Gamesa will install 32 of its G97-2.0 MW wind turbines for CGN and 24 of the same model for Everbright.
Gamesa, a global technology leader in wind energy, has further consolidated its Chinese presence with two new supply contracts. The first is a new contract with CGN Wind Energy, a subsidiary of China’s General Nuclear Power Group, for the supply of 64 MW; the second is with Everbright, a subsidiary of Chinese renewable energy specialist Everbright Group, for the supply of 48 MW.
The scope of the agreement with CGN encompasses the supply and installation of 32 of Gamesa’s G97-2.0 MW turbines, specifically configured for high-altitude locations, at the Yangchajie wind complex located in the province of Yunnan, in southeast China.
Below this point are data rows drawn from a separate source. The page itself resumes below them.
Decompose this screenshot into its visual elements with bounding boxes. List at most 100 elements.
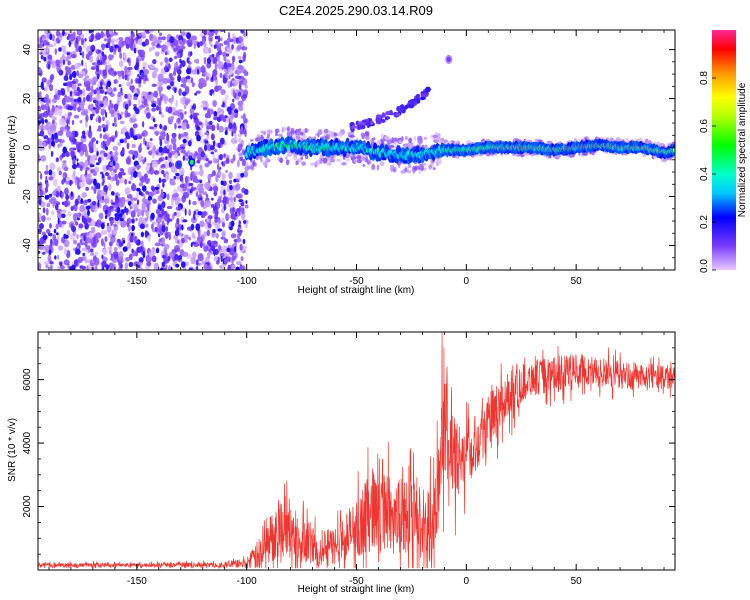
heatmap-cell: [177, 255, 183, 261]
heatmap-cell: [400, 137, 404, 142]
heatmap-cell: [55, 59, 61, 64]
heatmap-cell: [98, 61, 103, 65]
heatmap-cell: [212, 100, 217, 108]
heatmap-cell: [108, 241, 113, 247]
heatmap-cell: [210, 43, 214, 48]
heatmap-cell: [72, 31, 76, 38]
heatmap-cell: [207, 173, 212, 181]
heatmap-cell: [110, 191, 115, 196]
heatmap-cell: [113, 247, 118, 252]
heatmap-cell: [217, 198, 222, 204]
heatmap-cell: [116, 238, 121, 243]
heatmap-cell: [46, 217, 52, 221]
heatmap-cell: [133, 103, 137, 107]
heatmap-cell: [436, 158, 441, 165]
heatmap-cell: [238, 220, 242, 226]
heatmap-cell: [228, 179, 233, 185]
heatmap-cell: [61, 152, 66, 158]
heatmap-cell: [145, 209, 148, 216]
heatmap-cell: [44, 170, 50, 175]
colorbar-tick-label: 0.0: [699, 259, 710, 273]
heatmap-cell: [153, 123, 158, 128]
heatmap-cell: [129, 85, 135, 91]
heatmap-cell: [218, 166, 222, 170]
heatmap-cell: [117, 46, 122, 53]
heatmap-cell: [160, 136, 166, 140]
heatmap-cell: [60, 88, 65, 92]
heatmap-cell: [54, 203, 59, 211]
heatmap-cell: [71, 80, 76, 84]
heatmap-cell: [117, 93, 121, 98]
heatmap-cell: [191, 251, 197, 258]
heatmap-cell: [365, 118, 370, 123]
heatmap-cell: [147, 191, 154, 197]
heatmap-cell: [384, 135, 390, 141]
heatmap-cell: [229, 201, 235, 209]
heatmap-cell: [177, 113, 181, 118]
heatmap-cell: [159, 123, 163, 129]
heatmap-cell: [118, 60, 124, 68]
heatmap-cell: [227, 63, 232, 68]
heatmap-cell: [278, 133, 283, 137]
heatmap-cell: [454, 155, 460, 159]
heatmap-cell: [241, 265, 246, 270]
heatmap-cell: [69, 73, 73, 81]
heatmap-cell: [305, 155, 309, 160]
heatmap-cell: [49, 265, 53, 270]
heatmap-cell: [135, 239, 141, 246]
heatmap-cell: [154, 186, 160, 191]
heatmap-cell: [381, 112, 386, 118]
heatmap-cell: [209, 186, 213, 192]
heatmap-cell: [164, 243, 170, 250]
heatmap-cell: [233, 239, 238, 243]
heatmap-cell: [65, 151, 70, 158]
heatmap-cell: [38, 196, 42, 200]
heatmap-cell: [135, 217, 138, 222]
heatmap-cell: [167, 255, 171, 262]
heatmap-cell: [87, 198, 92, 203]
heatmap-cell: [113, 253, 119, 259]
heatmap-cell: [196, 41, 201, 48]
heatmap-cell: [389, 164, 395, 168]
heatmap-cell: [160, 61, 163, 66]
heatmap-cell: [155, 150, 159, 156]
heatmap-cell: [127, 58, 130, 63]
heatmap-cell: [78, 223, 84, 229]
heatmap-cell: [224, 130, 228, 136]
heatmap-cell: [216, 45, 222, 52]
heatmap-cell: [103, 198, 110, 204]
heatmap-cell: [158, 177, 162, 184]
heatmap-cell: [128, 261, 134, 268]
heatmap-cell: [77, 256, 83, 264]
heatmap-cell: [97, 199, 100, 208]
heatmap-cell: [87, 209, 90, 216]
heatmap-cell: [118, 39, 125, 48]
heatmap-cell: [38, 213, 42, 218]
heatmap-cell: [148, 47, 152, 52]
heatmap-cell: [117, 141, 122, 147]
heatmap-cell: [274, 128, 280, 134]
heatmap-cell: [126, 66, 133, 71]
heatmap-cell: [90, 44, 96, 52]
heatmap-cell: [74, 130, 78, 138]
heatmap-cell: [416, 135, 423, 141]
heatmap-cell: [105, 84, 108, 90]
heatmap-cell: [180, 97, 186, 104]
heatmap-cell: [412, 100, 418, 106]
heatmap-cell: [96, 150, 99, 157]
y-tick-label: -40: [22, 238, 33, 253]
heatmap-cell: [124, 187, 131, 196]
heatmap-cell: [192, 213, 196, 221]
heatmap-cell: [113, 223, 118, 228]
heatmap-cell: [120, 196, 126, 205]
heatmap-cell: [44, 245, 50, 249]
heatmap-cell: [52, 98, 57, 104]
heatmap-cell: [105, 30, 110, 36]
heatmap-cell: [196, 159, 201, 164]
heatmap-cell: [99, 171, 104, 175]
heatmap-cell: [392, 137, 398, 142]
heatmap-cell: [54, 255, 57, 260]
heatmap-cell: [198, 197, 203, 201]
heatmap-cell: [136, 187, 141, 192]
heatmap-cell: [122, 239, 126, 244]
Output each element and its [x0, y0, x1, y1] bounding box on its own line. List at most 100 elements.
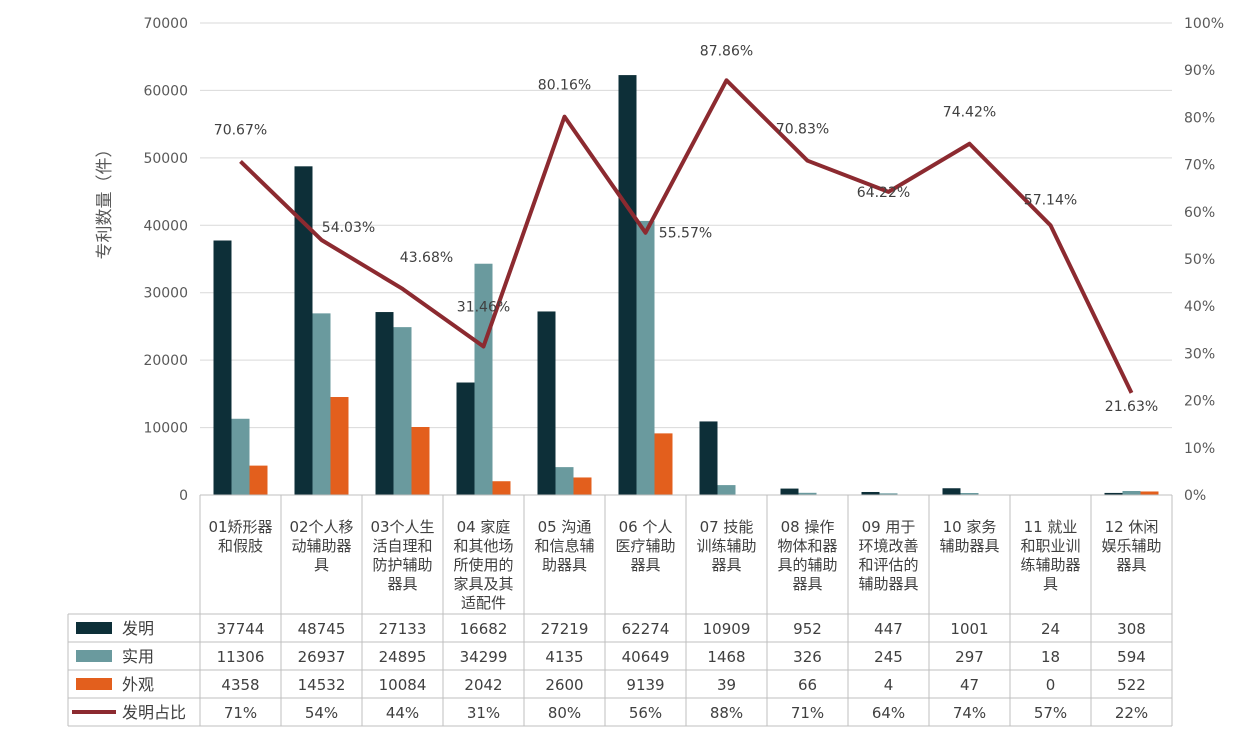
bar-发明 — [861, 491, 880, 495]
line-data-label: 31.46% — [457, 300, 510, 316]
table-cell: 34299 — [460, 648, 508, 666]
category-label: 12 休闲 — [1105, 518, 1159, 536]
table-cell: 10909 — [703, 620, 751, 638]
table-cell: 594 — [1117, 648, 1146, 666]
category-label: 练辅助器 — [1020, 556, 1080, 574]
bar-发明 — [780, 488, 799, 495]
table-cell: 22% — [1115, 704, 1148, 722]
y-tick-label: 50000 — [143, 151, 188, 167]
y2-tick-label: 60% — [1184, 205, 1215, 221]
table-cell: 10084 — [379, 676, 427, 694]
table-cell: 11306 — [217, 648, 265, 666]
category-label: 和假肢 — [218, 537, 263, 555]
bar-外观 — [492, 481, 511, 495]
table-cell: 71% — [224, 704, 257, 722]
bar-外观 — [249, 465, 268, 495]
bar-发明 — [213, 240, 232, 495]
table-cell: 57% — [1034, 704, 1067, 722]
category-label: 辅助器具 — [939, 537, 999, 555]
category-label: 具 — [1043, 575, 1058, 593]
category-label: 适配件 — [461, 594, 506, 612]
legend-swatch-实用 — [76, 650, 112, 662]
category-label: 所使用的 — [453, 556, 513, 574]
bar-实用 — [717, 485, 736, 495]
table-cell: 66 — [798, 676, 817, 694]
table-cell: 26937 — [298, 648, 346, 666]
table-cell: 24 — [1041, 620, 1060, 638]
category-label: 器具 — [711, 556, 741, 574]
category-label: 器具 — [387, 575, 417, 593]
category-label: 器具 — [630, 556, 660, 574]
category-label: 和评估的 — [858, 556, 918, 574]
legend-label: 实用 — [122, 647, 154, 666]
table-cell: 27219 — [541, 620, 589, 638]
table-cell: 952 — [793, 620, 822, 638]
bar-实用 — [960, 492, 979, 495]
table-cell: 4135 — [545, 648, 583, 666]
bar-外观 — [411, 427, 430, 495]
category-label: 具的辅助 — [777, 556, 837, 574]
table-cell: 24895 — [379, 648, 427, 666]
table-cell: 47 — [960, 676, 979, 694]
category-label: 物体和器 — [777, 537, 837, 555]
category-label: 助器具 — [542, 556, 587, 574]
table-cell: 31% — [467, 704, 500, 722]
category-label: 10 家务 — [943, 518, 997, 536]
line-data-label: 55.57% — [659, 226, 712, 242]
table-cell: 447 — [874, 620, 903, 638]
category-label: 和其他场 — [453, 537, 513, 555]
bar-发明 — [375, 312, 394, 495]
y-tick-label: 40000 — [143, 218, 188, 234]
category-label: 07 技能 — [700, 518, 754, 536]
y2-tick-label: 50% — [1184, 252, 1215, 268]
category-label: 具 — [314, 556, 329, 574]
bar-外观 — [573, 477, 592, 495]
line-data-label: 80.16% — [538, 78, 591, 94]
line-data-label: 70.67% — [214, 122, 267, 138]
table-cell: 48745 — [298, 620, 346, 638]
bar-发明 — [942, 488, 961, 495]
table-cell: 9139 — [626, 676, 664, 694]
category-label: 05 沟通 — [538, 518, 592, 536]
bar-发明 — [699, 421, 718, 495]
line-data-label: 54.03% — [322, 220, 375, 236]
category-label: 医疗辅助 — [615, 537, 675, 555]
y-tick-label: 20000 — [143, 353, 188, 369]
line-data-label: 43.68% — [400, 250, 453, 266]
category-label: 03个人生 — [370, 518, 434, 536]
y-tick-label: 30000 — [143, 286, 188, 302]
line-data-label: 64.22% — [857, 185, 910, 201]
category-label: 09 用于 — [862, 518, 916, 536]
table-cell: 308 — [1117, 620, 1146, 638]
table-cell: 40649 — [622, 648, 670, 666]
category-label: 辅助器具 — [858, 575, 918, 593]
category-label: 娱乐辅助 — [1101, 537, 1161, 555]
table-cell: 54% — [305, 704, 338, 722]
table-cell: 74% — [953, 704, 986, 722]
bar-发明 — [294, 166, 313, 495]
line-data-label: 74.42% — [943, 105, 996, 121]
bar-实用 — [1122, 490, 1141, 495]
bar-实用 — [555, 467, 574, 495]
table-cell: 27133 — [379, 620, 427, 638]
table-cell: 71% — [791, 704, 824, 722]
bar-实用 — [798, 492, 817, 495]
category-label: 家具及其 — [453, 575, 513, 593]
y2-tick-label: 100% — [1184, 16, 1224, 32]
legend-label: 发明占比 — [122, 703, 186, 722]
legend-label: 发明 — [122, 619, 154, 638]
table-cell: 80% — [548, 704, 581, 722]
line-发明占比 — [239, 78, 1134, 394]
category-label: 08 操作 — [781, 518, 835, 536]
category-label: 11 就业 — [1024, 518, 1078, 536]
table-cell: 64% — [872, 704, 905, 722]
category-label: 和职业训 — [1020, 537, 1080, 555]
table-cell: 4358 — [221, 676, 259, 694]
bar-实用 — [636, 220, 655, 495]
table-cell: 0 — [1046, 676, 1056, 694]
bar-实用 — [393, 327, 412, 495]
category-label: 和信息辅 — [534, 537, 594, 555]
y-tick-label: 60000 — [143, 83, 188, 99]
line-data-label: 87.86% — [700, 43, 753, 59]
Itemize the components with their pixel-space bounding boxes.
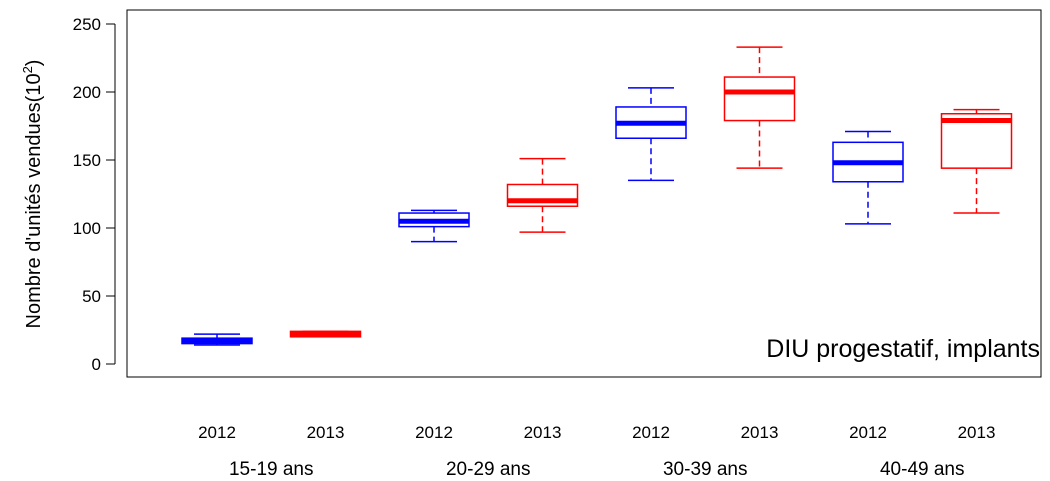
plot-frame bbox=[126, 9, 1042, 378]
box-40-49 ans-2012 bbox=[832, 130, 904, 225]
y-axis: 0 50 100 150 200 250 bbox=[73, 15, 116, 374]
box-20-29 ans-2013 bbox=[506, 157, 579, 233]
y-tick-label: 0 bbox=[92, 355, 101, 374]
y-tick-label: 250 bbox=[73, 15, 101, 34]
y-axis-label-text: Nombre d'unités vendues(10 bbox=[23, 73, 45, 328]
box-30-39 ans-2012 bbox=[615, 87, 687, 182]
x-group-label: 15-19 ans bbox=[229, 459, 314, 480]
y-tick-label: 200 bbox=[73, 83, 101, 102]
chart-annotation: DIU progestatif, implants bbox=[766, 335, 1040, 363]
x-group-label: 40-49 ans bbox=[880, 459, 965, 480]
x-tick-label-year: 2013 bbox=[524, 423, 562, 442]
y-tick-label: 150 bbox=[73, 151, 101, 170]
box-15-19 ans-2012 bbox=[181, 333, 253, 346]
y-tick-label: 100 bbox=[73, 219, 101, 238]
y-axis-label: Nombre d'unités vendues(102) bbox=[20, 60, 45, 329]
boxes-layer bbox=[181, 46, 1013, 346]
box-40-49 ans-2013 bbox=[940, 108, 1013, 214]
x-tick-label-year: 2012 bbox=[415, 423, 453, 442]
box-30-39 ans-2013 bbox=[723, 46, 796, 169]
iqr-box bbox=[723, 76, 796, 122]
y-axis-label-close: ) bbox=[23, 60, 45, 67]
x-tick-label-year: 2013 bbox=[958, 423, 996, 442]
x-axis-labels: 2012 2013 2012 2013 2012 2013 2012 2013 15-19 an… bbox=[198, 423, 995, 480]
x-tick-label-year: 2012 bbox=[849, 423, 887, 442]
x-tick-label-year: 2013 bbox=[741, 423, 779, 442]
x-tick-label-year: 2012 bbox=[632, 423, 670, 442]
box-20-29 ans-2012 bbox=[398, 209, 470, 243]
x-group-label: 30-39 ans bbox=[663, 459, 748, 480]
x-tick-label-year: 2013 bbox=[307, 423, 345, 442]
box-15-19 ans-2013 bbox=[289, 330, 362, 338]
x-group-label: 20-29 ans bbox=[446, 459, 531, 480]
x-tick-label-year: 2012 bbox=[198, 423, 236, 442]
y-axis-label-superscript: 2 bbox=[20, 66, 35, 73]
y-tick-label: 50 bbox=[82, 287, 101, 306]
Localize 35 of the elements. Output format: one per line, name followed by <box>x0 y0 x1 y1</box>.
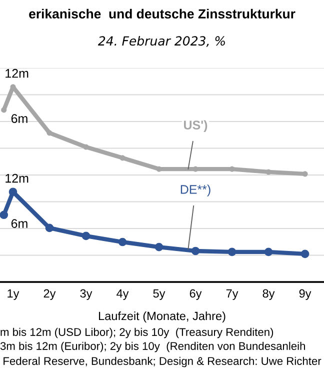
point <box>154 242 164 252</box>
chart-title: erikanische und deutsche Zinsstrukturkur <box>29 8 296 19</box>
point <box>46 130 52 136</box>
x-tick-label: 6y <box>190 289 202 300</box>
chart-subtitle: 24. Februar 2023, % <box>98 36 225 47</box>
point <box>0 210 8 220</box>
annotation: 12m <box>6 174 28 183</box>
point <box>83 144 89 150</box>
x-tick-label: 3y <box>80 289 92 300</box>
text: Federal Reserve, Bundesbank; Design & Research: Uwe Richter <box>4 356 322 368</box>
x-tick-label: 7y <box>226 289 238 300</box>
point <box>118 238 127 246</box>
annotation: 6m <box>11 219 28 228</box>
x-tick-label: 9y <box>299 289 312 300</box>
point <box>264 248 273 256</box>
annotation: 6m <box>11 114 28 124</box>
x-tick-label: 4y <box>116 289 129 300</box>
point <box>300 250 310 258</box>
point <box>120 155 126 161</box>
text: m bis 12m (USD Libor); 2y bis 10y (Treasury Renditen) <box>0 328 274 338</box>
text: 3m bis 12m (Euribor); 2y bis 10y (Renditen von Bundesanleih <box>0 342 305 352</box>
x-tick-label: 1y <box>8 289 20 300</box>
point <box>82 232 90 240</box>
point <box>45 224 54 232</box>
text: DE**) <box>180 184 210 196</box>
point <box>1 107 7 113</box>
text: 12m <box>6 68 28 78</box>
x-tick-label: 8y <box>262 289 275 300</box>
x-axis-title: Laufzeit (Monate, Jahre) <box>98 311 226 322</box>
x-tick-label: 2y <box>44 289 56 300</box>
text: US') <box>184 120 208 132</box>
point <box>191 246 200 256</box>
point <box>8 188 18 196</box>
x-tick-label: 5y <box>153 289 166 300</box>
point <box>228 248 236 256</box>
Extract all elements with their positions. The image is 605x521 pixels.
The turbines are slated for delivery in January 2015, while the facility is expected to be commissioned in March 2015.
This is the third agreement reached between Gamesa and CGN so far this year, the parties having already signed contracts covering the supply of another 150 MW in 2014, 100 MW of which for the first phase of the Yangchajie wind farm.
Elsewhere, the agreement with Everbright includes the supply and installation of 24 G97-2.0 MW turbines at the Zhaojiashan wind farm in the province of Shanxi, in western Peking. These turbines are to be delivered in March of next year and the project is expected to be fully commissioned by May. This is the second wind project being developed by Everbright, which also selected recently Gamesa to supply the wind turbines for its first wind farm (48 MW), also located in the province of Shanxi.
“Signature of these agreements is tantamount to an endorsement from our Chinese customers which have once again chosen us as benchmark supplier for their projects”, said José Antonio Miranda, Gamesa’s CEO in China.
Gamesa reinforces its positioning in China
Including this new agreements, Gamesa has won contracts for the supply of over 350 MW in China in 2014. The company operates in the country as turbine manufacturer and wind farm developer. Its presence in China, where it has installed over 3,500 MW and currently services almost 1,000 MW, dates back to 2000.